The Canadian economy isn’t quite ready for the training wheels to come off, and it’s evident that the housing market and consumer spending will continue to support the lion’s share this year and next.
Could The Bank Actually Cut Rates Further?
Last week, the Bank of Canada dropped their usual reference to when interest rates may rise. It’s a sign that growth has been too slow to warrant ending low rate stimulus. In fact, it’s since been speculated that the Bank would have cut their Overnight Lending Rate even lower than one per cent, where it has remained since post-recession September 2010. The only reason it didn’t, according to a Nomura Securities report, is the worry that even lower rates will further fuel household debt and the heated housing market.

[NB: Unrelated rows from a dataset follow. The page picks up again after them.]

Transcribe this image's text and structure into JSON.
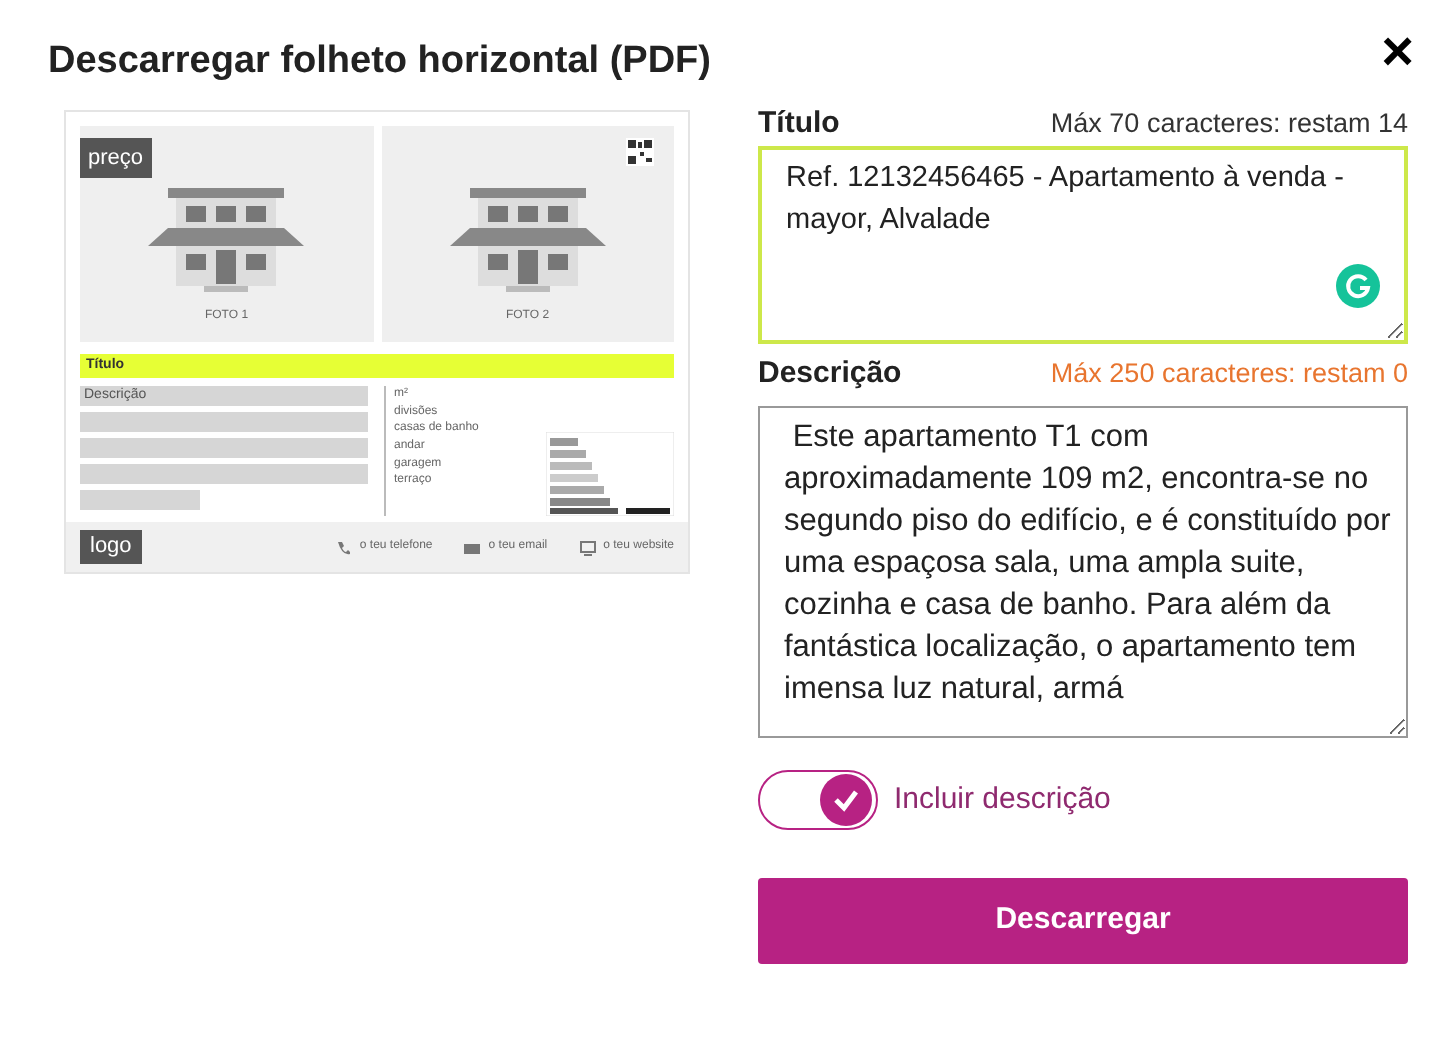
{
  "dialog": {
    "title": "Descarregar folheto horizontal (PDF)",
    "close": "×"
  },
  "preview": {
    "price": "preço",
    "photos": [
      "FOTO 1",
      "FOTO 2"
    ],
    "title": "Título",
    "description": "Descrição",
    "features": [
      "m²",
      "divisões",
      "casas de banho",
      "andar",
      "garagem",
      "terraço"
    ],
    "logo": "logo",
    "contacts": [
      {
        "kind": "phone",
        "text": "o teu telefone"
      },
      {
        "kind": "email",
        "text": "o teu email"
      },
      {
        "kind": "web",
        "text": "o teu website"
      }
    ]
  },
  "title_field": {
    "label": "Título",
    "limit": "Máx 70 caracteres: restam 14",
    "limit_reached": false,
    "value": "Ref. 12132456465 - Apartamento à venda - mayor, Alvalade"
  },
  "description_field": {
    "label": "Descrição",
    "limit": "Máx 250 caracteres: restam 0",
    "limit_reached": true,
    "value": " Este apartamento T1 com aproximadamente 109 m2, encontra-se no segundo piso do edifício, e é constituído por uma espaçosa sala, uma ampla suite, cozinha e casa de banho. Para além da fantástica localização, o apartamento tem imensa luz natural, armá"
  },
  "include_description": {
    "label": "Incluir descrição",
    "on": true
  },
  "download_button": "Descarregar"
}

In the report, economist Charles St-Arnaud says that a rate drop could remain a future possibility if economic factors don’t turn around, stating, “The probability of a [rate] cut over the next six months could be as high as 20 per cent.”
The current BoC growth forecast for the last six months of 2013 is now two per cent – down from 2.5, which was already cut from the overly optimistic 3.2 per cent called for earlier in the year.
Will Prolonged Low Rates Call For New Mortgages Restrictions?
With the BoC maintaining such a low cost of borrowing and with the housing market making a voracious comeback, fears are renewed that Finance Minister Jim Flaherty may introduce new rules to restrict the mortgage market even further. He’s already done this four times in efforts to stem rapidly growing prices and debt in Canada, most recently by mandating a maximum 25-year amortization for high ratio buyers, and limiting HELOCs to 80 per cent. However, it doesn’t seem to have worked – the latest housing market data shows sales are still booming and prices still rising.
However, Flaherty has gone on the record to put concerns at ease – for now. He stated Monday that while the Bank of Canada has “basically no room to move”, he has “no intention of interfering in the market for the time being.”
He added that he plans to discuss market prices with industry developers to gain more insight to future demand.
Demand And Construction Industry To Remain Stable
Though it had a shaky early start this year (thank Flaherty’s aforementioned mortgage restrictions), Canada’s housing market has improved and will be relatively flat this year and next, according to the fourth quarter CMHC Housing Market Outlook, released on Thursday. The report calls for 185,000 starts in 2013, which is down from 2012 levels of 214,827, and resales from 456,700 this year to 468,200 in 2014.
A consistent market will also support our construction industry. A new study released by Royal Institute of Chartered Surveyors, a London-based group that surveyed senior construction managers nationwide, says housing construction output will increase by four per cent this year. That’s may not be a huge jump, but it’s certainly a turnaround from when we reported in May that lagging starts spelled potential job loss for the industry.